Che idea si è fatto del ciclismo?
«La squadra è come la nostra azienda, condividiamo gli stessi valori: è molto interessante e credo che ci investiremo sempre di più».
In pochi mesi la vostra maglia azzurra, pulita ed elegante è già diventata un oggetto iconico, di culto.
«Ci abbiamo lavorato tre mesi e penso che sia venuto fuori proprio un bel prodotto».
Il vostro “claim” è: dove gli altri non arrivano. Voi ci siete arrivati, anche prima di altri.

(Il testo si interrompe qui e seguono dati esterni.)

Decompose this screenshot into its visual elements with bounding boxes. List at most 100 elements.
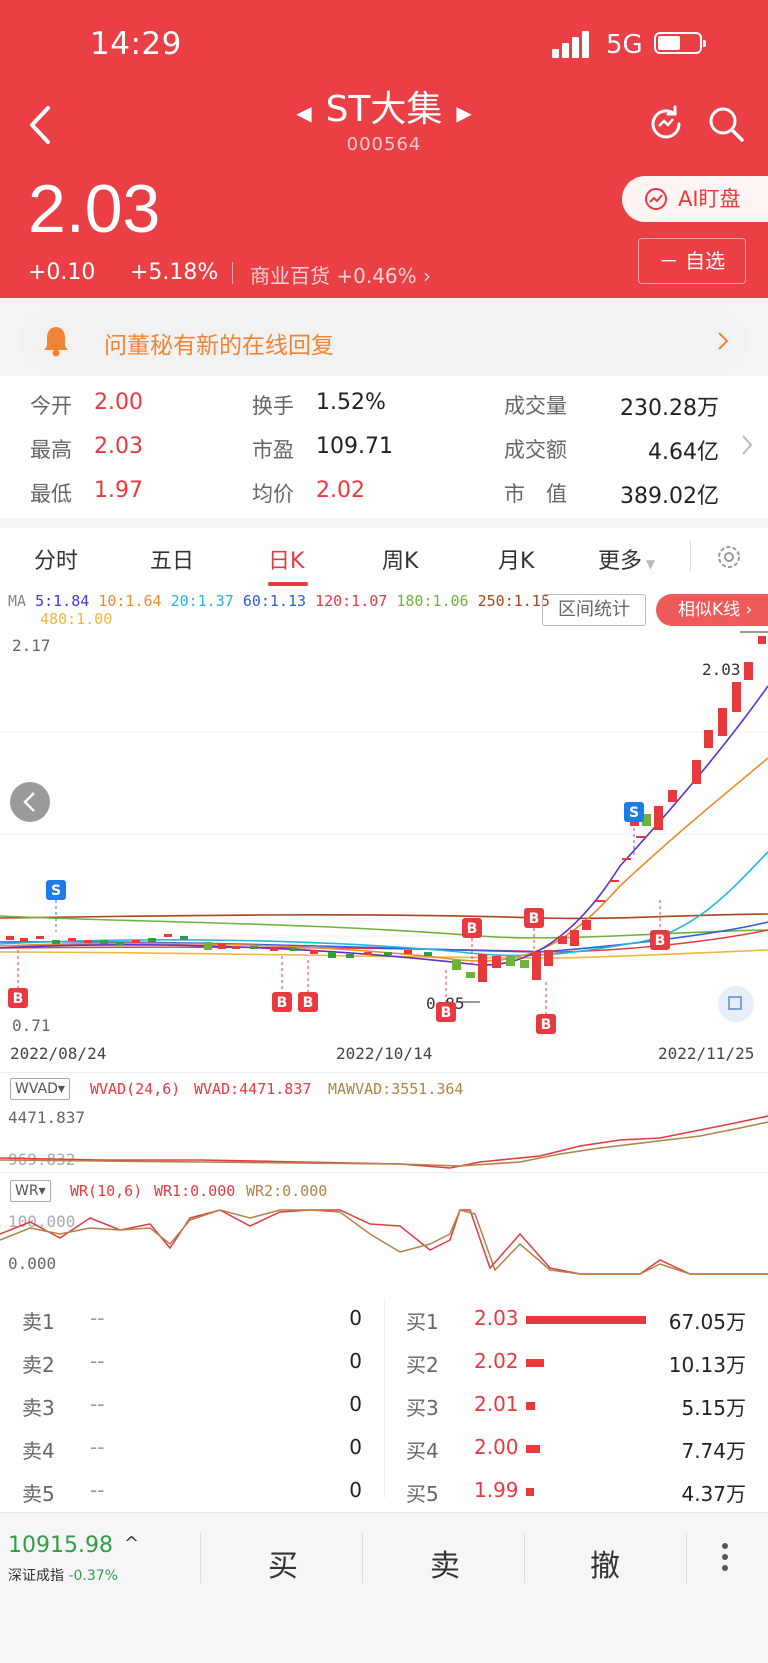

«Gestendo una grande azienda e già spendendo ingenti capitali in pubblicità, ci siamo affidati a professionisti della comunicazione e del marketing. Noi essendo un brand già conosciuto e affermato, dovevano partire con il piede giusto. Dovremmo esserci riusciti».
Come si vede nel mondo del ciclismo nell’immediato futuro?
«Lo sport e l’alimentazione sono per noi i principi fondamentali per vivere bene e per raggiugere il successo e la felicità sia personale che aziendale. Il nostro concetto di “benefit corporation” non è solo quello di pensare ai profitti e ai ricavi, ma anche quello di avere un tornaconto positivo sull’ambiente e sulle persone. Questo è il mio sogno, questo è il nostro obiettivo».
È ipotizzabile una declinazione del team Eolo anche al femminile?
«Ci stiamo lavorando. È più di un’ipotesi».